Still (!), Joshua is not fully convinced by their words. "Now reject the foreign gods that are among you and direct your hearts to YHWH, God of Israel" (vs 23). Apparently, during this entire dialogue "foreign gods" have been lurking in the tents of the Israelite army! And Joshua will have none of it. And still another time the people of Israel make an avowal of obedience; "YHWH our God we will serve; only YHWH we will obey" (vs 24).

Even that is not enough for the suspicious and careful Joshua. He first writes the words of the people, and the covenant he has made with them "in the book of the Torah of God, " and then sets up a "large stone under the oak which is at the holy place of YHWH" (vs 26). He then offers one final warning. "Look! This stone shall be a witness against us, for it has heard all the words of YHWH that God spoke to us. Hence, it will be a witness against you if you lie to God" (vs 27). And finally Joshua allows the people to leave Shechem.

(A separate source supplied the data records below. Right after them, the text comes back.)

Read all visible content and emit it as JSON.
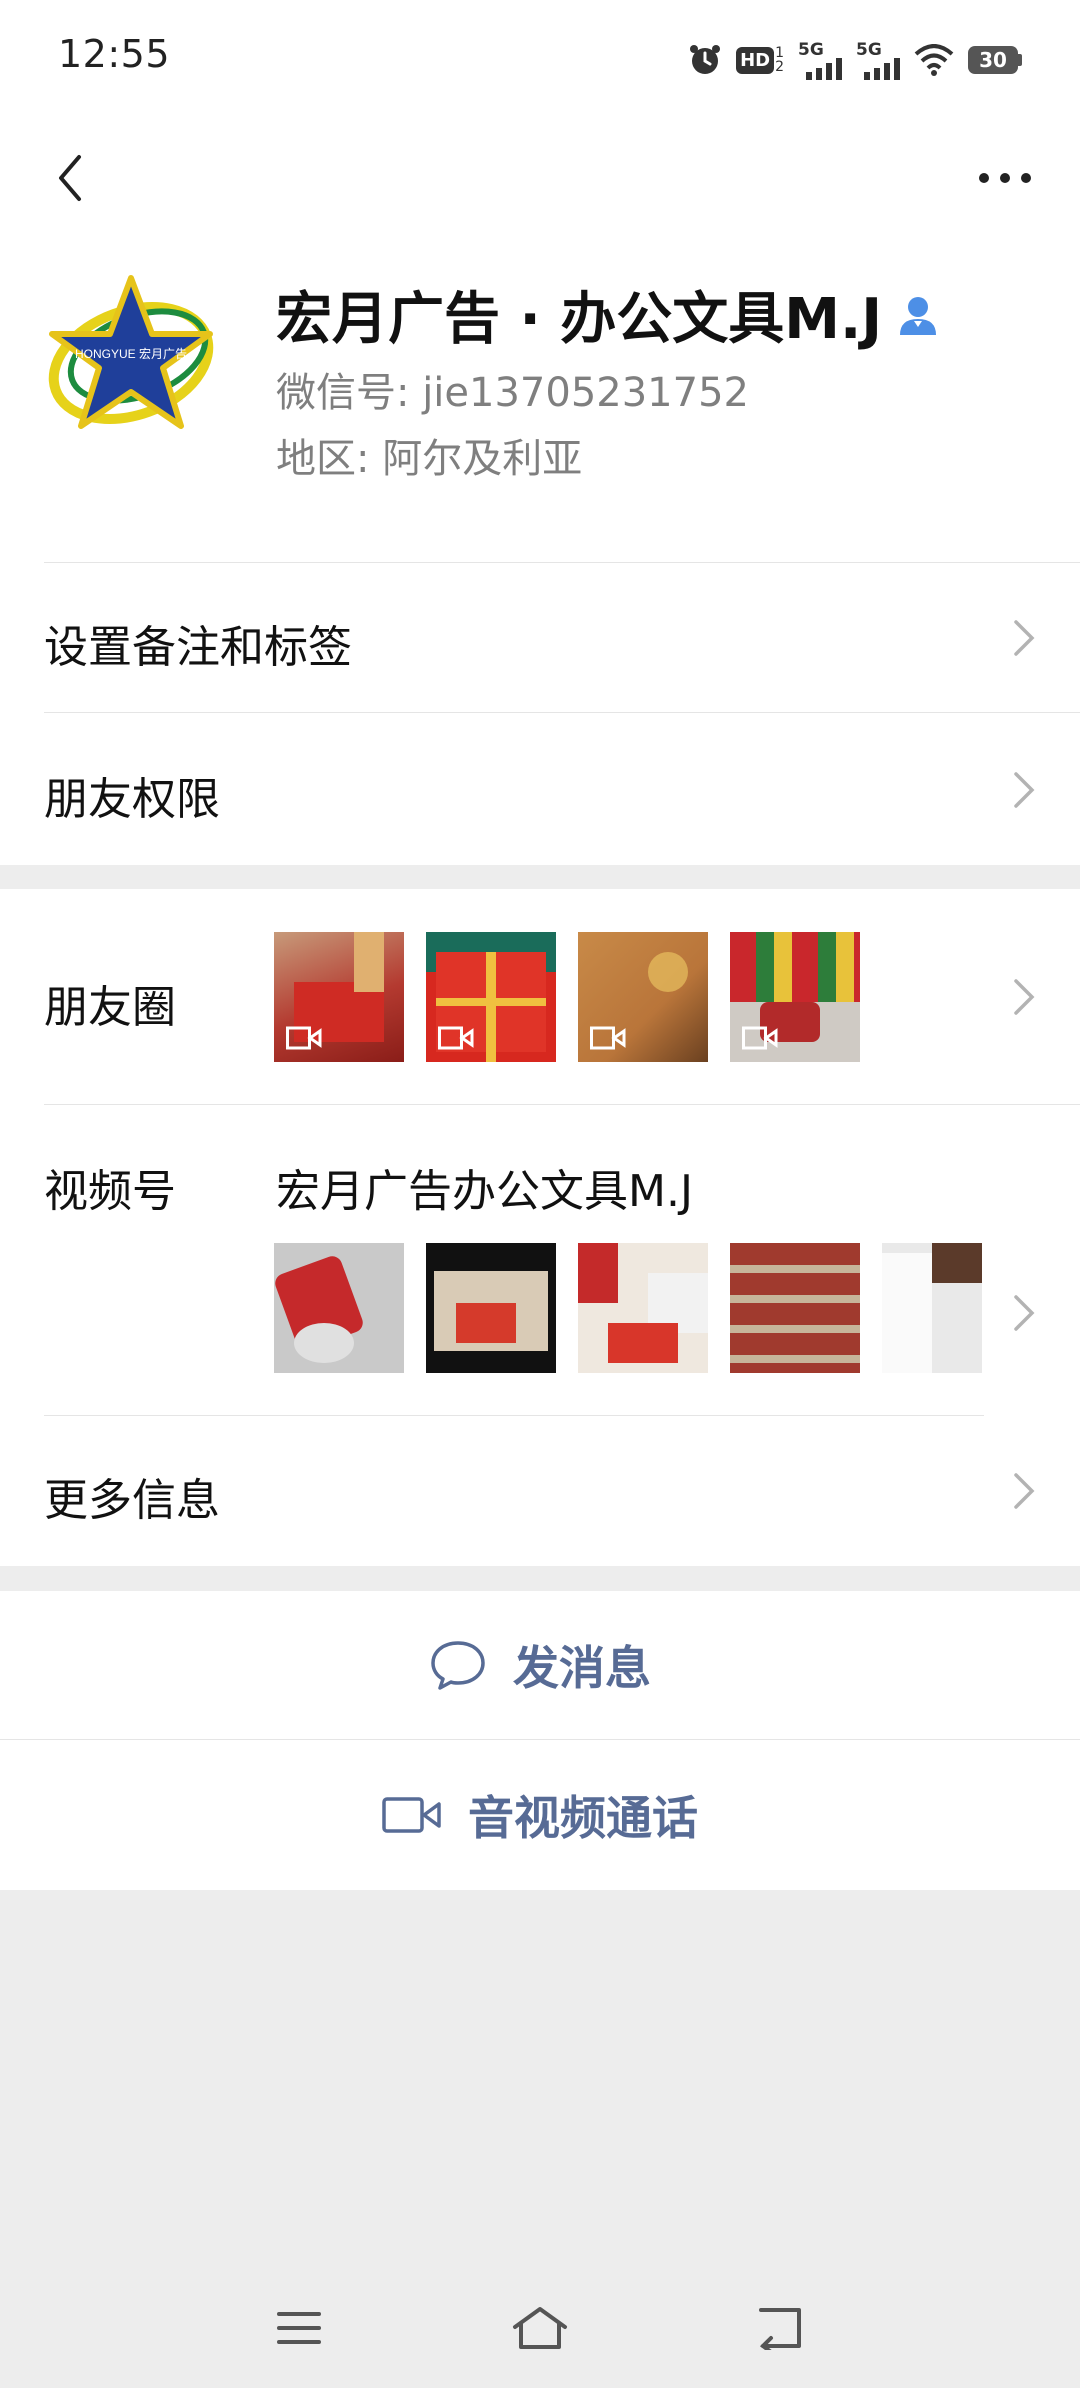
{
  "status_bar": {
    "time": "12:55",
    "battery": "30",
    "network1": "5G",
    "network2": "5G",
    "hd_label": "HD"
  },
  "profile": {
    "name": "宏月广告 · 办公文具M.J",
    "wechat_id": "微信号: jie13705231752",
    "region": "地区: 阿尔及利亚",
    "avatar_text": "HONGYUE 宏月广告"
  },
  "menu": {
    "remark": "设置备注和标签",
    "permissions": "朋友权限",
    "moments": "朋友圈",
    "channels": "视频号",
    "channels_name": "宏月广告办公文具M.J",
    "more_info": "更多信息"
  },
  "actions": {
    "message": "发消息",
    "call": "音视频通话"
  },
  "colors": {
    "accent": "#576b95",
    "background": "#ededed",
    "verify_icon": "#4d8fe6"
  }
}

But surely this drama has revealed several important things. The people are simply not to be trusted! They may claim belief, but Joshua knows all too well that talk is cheap and obedience is costly. Also, YHWH is a demanding God, expecting true and single-minded loyalty from those who claim to serve. Joshua's words are in fact prophetic in several of the senses of the word. Most especially, the people's claims to obey YHWH will be again and again tested throughout Israel's subsequent history. And what about us? The stone at Shechem still stands as witness against all those who profess belief and service but too often turn to the gods beyond the river who are ever ready to offer things to us too beautiful and too enticing to pass up. We need to hear again and again the careful warnings of Joshua on the hills of Shechem; their echo still sounds.